Novo debuted the drug with the cost of the pill’s starting 1.5-mg dose set at $149 per month for cash-paying patients, while commercially insured patients using savings plans could initially pay as little as $25 for the same supply. Novo has priced its second Wegovy pill dose at $199 per month, while the highest doses are charged at $299 monthly for patients who aren’t using insurance.
“We are seeing a situation where, at the current prices, we had 2 million scripts after 16 weeks—more than 200,000 scripts per week—despite [a] competitor now having come more than a month into the game,” Doustdar said, alluding to the recent launch of Foundayo.

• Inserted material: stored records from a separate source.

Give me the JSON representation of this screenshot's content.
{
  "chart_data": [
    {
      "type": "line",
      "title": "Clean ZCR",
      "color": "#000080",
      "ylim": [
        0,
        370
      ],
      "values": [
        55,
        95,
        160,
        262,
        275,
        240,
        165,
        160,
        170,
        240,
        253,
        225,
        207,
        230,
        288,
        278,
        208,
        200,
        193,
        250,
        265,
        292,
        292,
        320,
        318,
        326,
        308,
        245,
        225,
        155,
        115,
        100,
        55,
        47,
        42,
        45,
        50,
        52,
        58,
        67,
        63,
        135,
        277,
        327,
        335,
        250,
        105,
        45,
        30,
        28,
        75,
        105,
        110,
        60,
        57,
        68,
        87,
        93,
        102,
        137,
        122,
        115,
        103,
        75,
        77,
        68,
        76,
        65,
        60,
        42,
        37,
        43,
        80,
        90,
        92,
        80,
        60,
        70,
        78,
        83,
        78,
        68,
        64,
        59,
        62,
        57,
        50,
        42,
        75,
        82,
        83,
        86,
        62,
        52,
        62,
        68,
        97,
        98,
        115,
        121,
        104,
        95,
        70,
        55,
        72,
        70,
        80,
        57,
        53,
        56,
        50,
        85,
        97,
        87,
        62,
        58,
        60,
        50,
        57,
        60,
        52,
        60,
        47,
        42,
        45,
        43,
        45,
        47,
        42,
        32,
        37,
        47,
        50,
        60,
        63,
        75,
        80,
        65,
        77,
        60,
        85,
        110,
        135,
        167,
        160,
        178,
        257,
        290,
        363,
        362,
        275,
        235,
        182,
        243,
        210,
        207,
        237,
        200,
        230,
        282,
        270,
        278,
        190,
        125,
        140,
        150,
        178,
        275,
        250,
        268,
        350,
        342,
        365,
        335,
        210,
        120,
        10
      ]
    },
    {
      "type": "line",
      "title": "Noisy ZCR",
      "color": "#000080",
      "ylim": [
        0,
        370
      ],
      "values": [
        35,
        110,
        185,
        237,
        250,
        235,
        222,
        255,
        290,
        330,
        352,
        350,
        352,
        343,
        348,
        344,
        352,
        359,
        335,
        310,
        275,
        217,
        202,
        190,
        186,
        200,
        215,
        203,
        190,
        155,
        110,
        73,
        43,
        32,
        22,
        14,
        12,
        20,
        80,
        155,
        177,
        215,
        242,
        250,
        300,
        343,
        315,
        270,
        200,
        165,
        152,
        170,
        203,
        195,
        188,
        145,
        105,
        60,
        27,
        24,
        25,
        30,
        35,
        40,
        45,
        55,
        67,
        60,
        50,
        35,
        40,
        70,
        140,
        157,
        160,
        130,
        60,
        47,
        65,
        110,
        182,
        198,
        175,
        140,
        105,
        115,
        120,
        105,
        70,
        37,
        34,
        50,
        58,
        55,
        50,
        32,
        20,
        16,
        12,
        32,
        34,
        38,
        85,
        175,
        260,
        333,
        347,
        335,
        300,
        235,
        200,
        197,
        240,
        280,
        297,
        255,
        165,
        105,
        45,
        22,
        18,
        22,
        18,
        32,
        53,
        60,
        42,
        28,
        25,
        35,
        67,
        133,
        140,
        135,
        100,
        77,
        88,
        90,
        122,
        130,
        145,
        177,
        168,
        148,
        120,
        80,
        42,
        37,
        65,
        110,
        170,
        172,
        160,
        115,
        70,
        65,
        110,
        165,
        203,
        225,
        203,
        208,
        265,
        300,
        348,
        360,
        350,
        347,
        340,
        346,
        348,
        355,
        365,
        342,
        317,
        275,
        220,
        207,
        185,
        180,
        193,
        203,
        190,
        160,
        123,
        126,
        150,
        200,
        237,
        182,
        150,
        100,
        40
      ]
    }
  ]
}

While Novo believes it has “priced this product perfectly correct” for the present, the CEO admitted that in the long run, “prices have to come down if your ambition is to get to hundreds of millions of patients.”
Still, “for now, this is the right price” for the Wegovy pill, he said.
Taking a look at the numbers, which Novo does not break out individually for all of its drugs, total obesity care sales landed at 20.9 billion kroner ($3.3 billion) in the first quarter, up some 22% at constant exchange rates. Diabetes sales grew 12% to 44.9 billion kroner ($7 billion)
Injectables Wegovy garnered 18.2 billion kroner ($2.9 billion) for the period, up 12% at constant currencies, compared to the initial 2.26 billion kroner (around $355 million) ginned up by the obesity med’s oral counterpart. Ozempic, for its part, charted 8% sales growth to nearly 28 billion kroner ($4.4 billion) over the three-month span.
With higher expectations for its GLP-1 products, Novo has adjusted its forecast for the year slightly upwards. Now, the company expects its adjusted sales performance in 2026 to work out to a 4%-to-12% decline, slightly softer than the negative 5%-to-13% range the company had forecasted as of early February.
The Jefferies team figures that the new estimate works out to a range of around 264 billion kroner (nearly $42 billion) to 288 billion kroner ($45.3 billion) for the full year.